The Sarids of Israeli society have been dismayed to find that Torah Jews somehow hitched a ride on the Zionist boat and found refuge in modern Israel. Not only that, their influence would seem to be growing. One in every four Jewish births is chareidi, and the national religious population is also growing far faster than the secular population. If this tide is to be stemmed, the "Israelis" realize, the time is now, for time is not on their side.
The distinction between Jews and Israelis, of course, is not the same as that between religious and non-religious: There are clearly a lot more "Jews," in Peres' terminology, than shomrei Shabbos in Israel. Prime Minister Sharon, for instance, always describes himself as a Jew first and an Israeli second, and Yair Sheleg wrote recently that many of the national religious youth are culturally more Israeli than Jewish. Yet it is Torah that most raises the ire of "Israelis" like Sarid.
In his Ha'aretz piece Sarid tried to present the looming battle as one between democracy and theocracy – a favorite trope of the Left. Israel must decide once and for all, according to Sarid, between man-made law and halacha as the source of authority.
But Sarid surely knows that there are few would-be theocrats in Israeli. Not the chareidim – who relate to the state as they have related to sovereigns throughout history, according to the principle dina d'malchusa dina; and not the national religious. The vast majority of the latter decided that the pain of battling other Jews as far greater than that of withdrawal. As Lipkin-Shahak put it, who but the Jews of Gaza would "have stretched out their necks for the slaughter . . . in order to prevent the danger of civil war."

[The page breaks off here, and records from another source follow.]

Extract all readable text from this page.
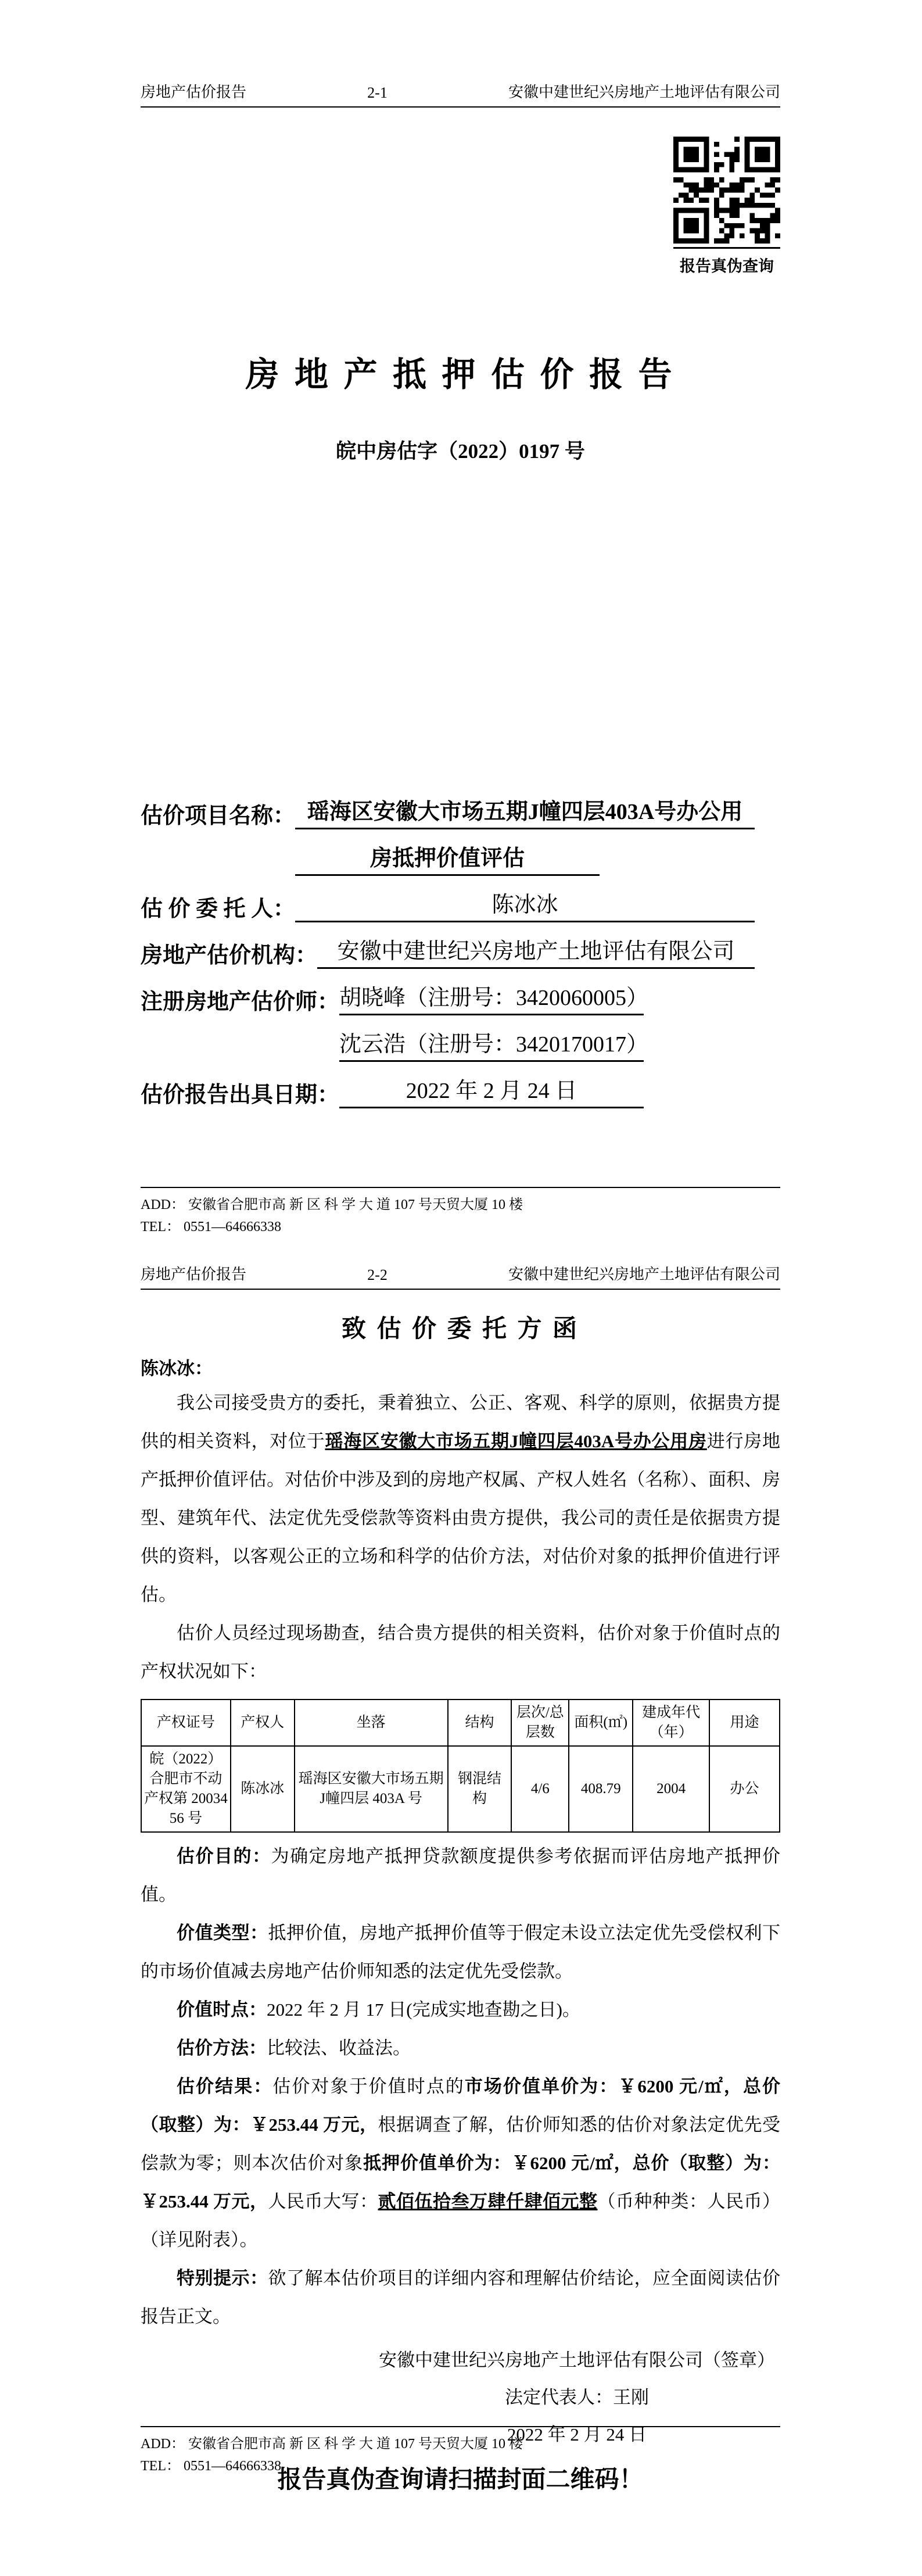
房地产估价报告	2-1	安徽中建世纪兴房地产土地评估有限公司
报告真伪查询
房 地 产 抵 押 估 价 报 告
皖中房估字（2022）0197 号
估价项目名称： 瑶海区安徽大市场五期J幢四层403A号办公用
房抵押价值评估
估 价 委 托 人：	陈冰冰
房地产估价机构： 安徽中建世纪兴房地产土地评估有限公司
注册房地产估价师： 胡晓峰（注册号：3420060005）
沈云浩（注册号：3420170017）
估价报告出具日期：	2022 年 2 月 24 日
ADD： 安徽省合肥市高 新 区 科 学 大 道 107 号天贸大厦 10 楼
TEL： 0551—64666338
房地产估价报告	2-2	安徽中建世纪兴房地产土地评估有限公司
致 估 价 委 托 方 函
陈冰冰：

我公司接受贵方的委托，秉着独立、公正、客观、科学的原则，依据贵方提供的相关资料，对位于瑶海区安徽大市场五期J幢四层403A号办公用房进行房地产抵押价值评估。对估价中涉及到的房地产权属、产权人姓名（名称）、面积、房型、建筑年代、法定优先受偿款等资料由贵方提供，我公司的责任是依据贵方提供的资料，以客观公正的立场和科学的估价方法，对估价对象的抵押价值进行评估。

估价人员经过现场勘查，结合贵方提供的相关资料，估价对象于价值时点的产权状况如下：

产权证号	产权人	坐落	结构	层次/总层数	面积(㎡)	建成年代（年）	用途
皖（2022）合肥市不动产权第 2003456 号	陈冰冰	瑶海区安徽大市场五期J幢四层 403A 号	钢混结构	4/6	408.79	2004	办公

估价目的：为确定房地产抵押贷款额度提供参考依据而评估房地产抵押价值。

价值类型：抵押价值，房地产抵押价值等于假定未设立法定优先受偿权利下的市场价值减去房地产估价师知悉的法定优先受偿款。

价值时点：2022 年 2 月 17 日(完成实地查勘之日)。

估价方法：比较法、收益法。

估价结果：估价对象于价值时点的市场价值单价为：￥6200 元/㎡，总价（取整）为：￥253.44 万元，根据调查了解，估价师知悉的估价对象法定优先受偿款为零；则本次估价对象抵押价值单价为：￥6200 元/㎡，总价（取整）为：￥253.44 万元，人民币大写：贰佰伍拾叁万肆仟肆佰元整（币种种类：人民币）（详见附表）。

特别提示：欲了解本估价项目的详细内容和理解估价结论，应全面阅读估价报告正文。

安徽中建世纪兴房地产土地评估有限公司（签章）
法定代表人：王刚
2022 年 2 月 24 日
报告真伪查询请扫描封面二维码！
ADD： 安徽省合肥市高 新 区 科 学 大 道 107 号天贸大厦 10 楼
TEL： 0551—64666338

Sarid is not battling against an incipient Iran – his article was entitled, "Should we be like Iran?" Rather he seeks to delegitimize the participation of those motivated by strong religious beliefs in all public debate. Just as those calling for dismantling the hesder yeshivot are unnerved by the growing dominance of those wearing kippot serugot in the junior officer corps, so Sarid is unnerved by the influence of religious Jews in Israeli public life.
FOR THE SAKE OF "Israeli's" as well as "Jews," we better hope that the Jewish element of Israeli identity grows stronger. The greatest single threat to Israel's existence is the loss of morale – a point continually emphasized by Hamas propaganda. Hillel Halkin describes how the doubts about the "staying power of the Israel public" influenced Rabin and Peres at the outset of Oslo (and he might have added Ehud Barak at Camp David): "The danger seemed real to them that, weary of sacrifice and losing its morale, Israelis might 'crack' if the conflict continued, sapping the country's strength and ability to defend itself." Or as Deputy Prime Minister Ehud Olmert told a group of Jewish donors in New York recently, "We are tired of fighting; we are tired of being courageous; we are tired of winning; we are tired of defeating our enemies."
Unfortunately, given the quality of the neighborhood, Israel has no choice but to continue being courageous and continuing to defeat its enemies, if it wishes to survive. A purely Israeli identity, however, provides too little reason for bearing that burden. It lacks historical depth and commitment. If that was true when David Ben-Gurion met with the Chazon Ish in Bnei Brak, and accepted the analogy of Zionism as an unladen donkey compared to Judaism's laden donkey, it is even more true today when the original Zionist idealism has waned entirely.
When asked what remains of Zionism after it is stripped of its national elements, Shulamit Aloni once replied, "Hebrew." But as hundreds of thousands of Israelis living abroad have shown, it is still possible to speak Hebrew in New York, and Los Angeles, and Miami. And if one's children do not, is that really a tragedy worth facing all the demands of life in Israel to avoid?